Develop a habit to read
Most people start by trying to remember 10-30 words a day but in a week they lose your interest. You should start by reading basic material from dense english publications like New York Times, The New Yorker, and The Wall Street Journal etc. Read material on topics of your interest so that you don’t get bored. Keep this habit for 15-20 days and then move on to advanced reading stuff from novels like ‘The Great Gatsby’, ‘1984’ etc. While reading, simply write down any words you don’t know as you encounter them. You’ll start to notice that certain words appear again and again and they will automatically become ingrained into your memory. This way you can keep your own vocabulary journal.
Don’t memorize vocabulary
This is a trap many GRE test takers in Pakistan fall into. Every single GRE student asks me “Sir koi fit si vocabulary list bata dein” (Talha please suggest a great vocabulary resource). Well if GRE verbal section was as easy as memorising words and their meanings, then anybody would ace GRE in Pakistan – especially since we are great at “Ratta” (Rote learning). So if you just cram a few high frequency words from your magic list without understanding the context in which they are used, then you are going to get a hard time on the actual test. The more you read, the more confident you will become.
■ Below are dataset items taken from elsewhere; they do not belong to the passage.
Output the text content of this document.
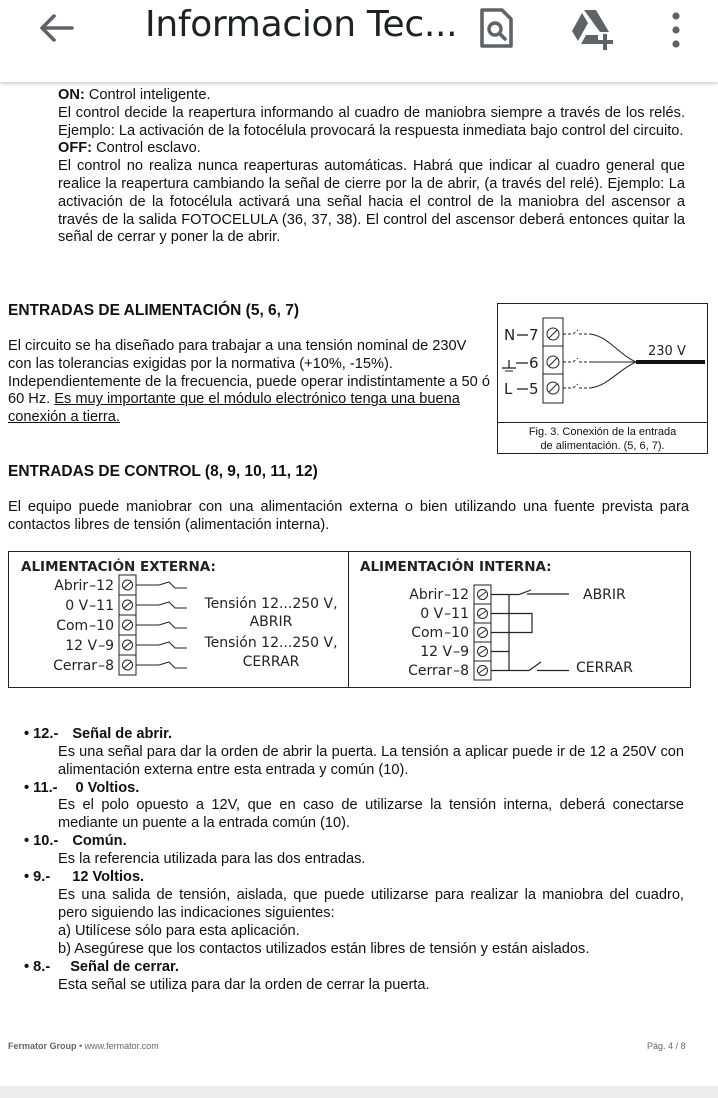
Informacion Tec...
ON: Control inteligente.
El control decide la reapertura informando al cuadro de maniobra siempre a través de los relés. Ejemplo: La activación de la fotocélula provocará la respuesta inmediata bajo control del circuito.
OFF: Control esclavo.
El control no realiza nunca reaperturas automáticas. Habrá que indicar al cuadro general que realice la reapertura cambiando la señal de cierre por la de abrir, (a través del relé). Ejemplo: La activación de la fotocélula activará una señal hacia el control de la maniobra del ascensor a través de la salida FOTOCELULA (36, 37, 38). El control del ascensor deberá entonces quitar la señal de cerrar y poner la de abrir.
ENTRADAS DE ALIMENTACIÓN (5, 6, 7)
El circuito se ha diseñado para trabajar a una tensión nominal de 230V con las tolerancias exigidas por la normativa (+10%, -15%). Independientemente de la frecuencia, puede operar indistintamente a 50 ó 60 Hz. Es muy importante que el módulo electrónico tenga una buena conexión a tierra.
N 7
6
L 5
230 V
Fig. 3. Conexión de la entrada
de alimentación. (5, 6, 7).
ENTRADAS DE CONTROL (8, 9, 10, 11, 12)
El equipo puede maniobrar con una alimentación externa o bien utilizando una fuente prevista para contactos libres de tensión (alimentación interna).
ALIMENTACIÓN EXTERNA:
Abrir–12
0 V–11
Com–10
12 V–9
Cerrar–8
Tensión 12...250 V,
ABRIR
Tensión 12...250 V,
CERRAR
ALIMENTACIÓN INTERNA:
Abrir–12
0 V–11
Com–10
12 V–9
Cerrar–8
ABRIR
CERRAR
• 12.- Señal de abrir.
Es una señal para dar la orden de abrir la puerta. La tensión a aplicar puede ir de 12 a 250V con alimentación externa entre esta entrada y común (10).
• 11.- 0 Voltios.
Es el polo opuesto a 12V, que en caso de utilizarse la tensión interna, deberá conectarse mediante un puente a la entrada común (10).
• 10.- Común.
Es la referencia utilizada para las dos entradas.
• 9.- 12 Voltios.
Es una salida de tensión, aislada, que puede utilizarse para realizar la maniobra del cuadro, pero siguiendo las indicaciones siguientes:
a) Utilícese sólo para esta aplicación.
b) Asegúrese que los contactos utilizados están libres de tensión y están aislados.
• 8.- Señal de cerrar.
Esta señal se utiliza para dar la orden de cerrar la puerta.
Fermator Group • www.fermator.com	Pág. 4 / 8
Practice using timed exercises
Along with reading, you should also do timed practice exercises – reason being that time management is a big challenge on the GRE verbal section. Most students in Pakistan will do well on untimed practice questions, but a week before actual test they realize that they are taking longer than what GRE allows them. In order to tackle this, I would suggest that you do as many practice questions from the GRE Big Book and the ETS official guide.
Do 40 questions at a stretch – this will keep a check on your stamina as well.
One last important point: GRE rewards those who think critically and analyse what they read. It penalises those who try to breeze to the answers before fully understanding the information and questions. Be aware of this fact and practice the techniques above.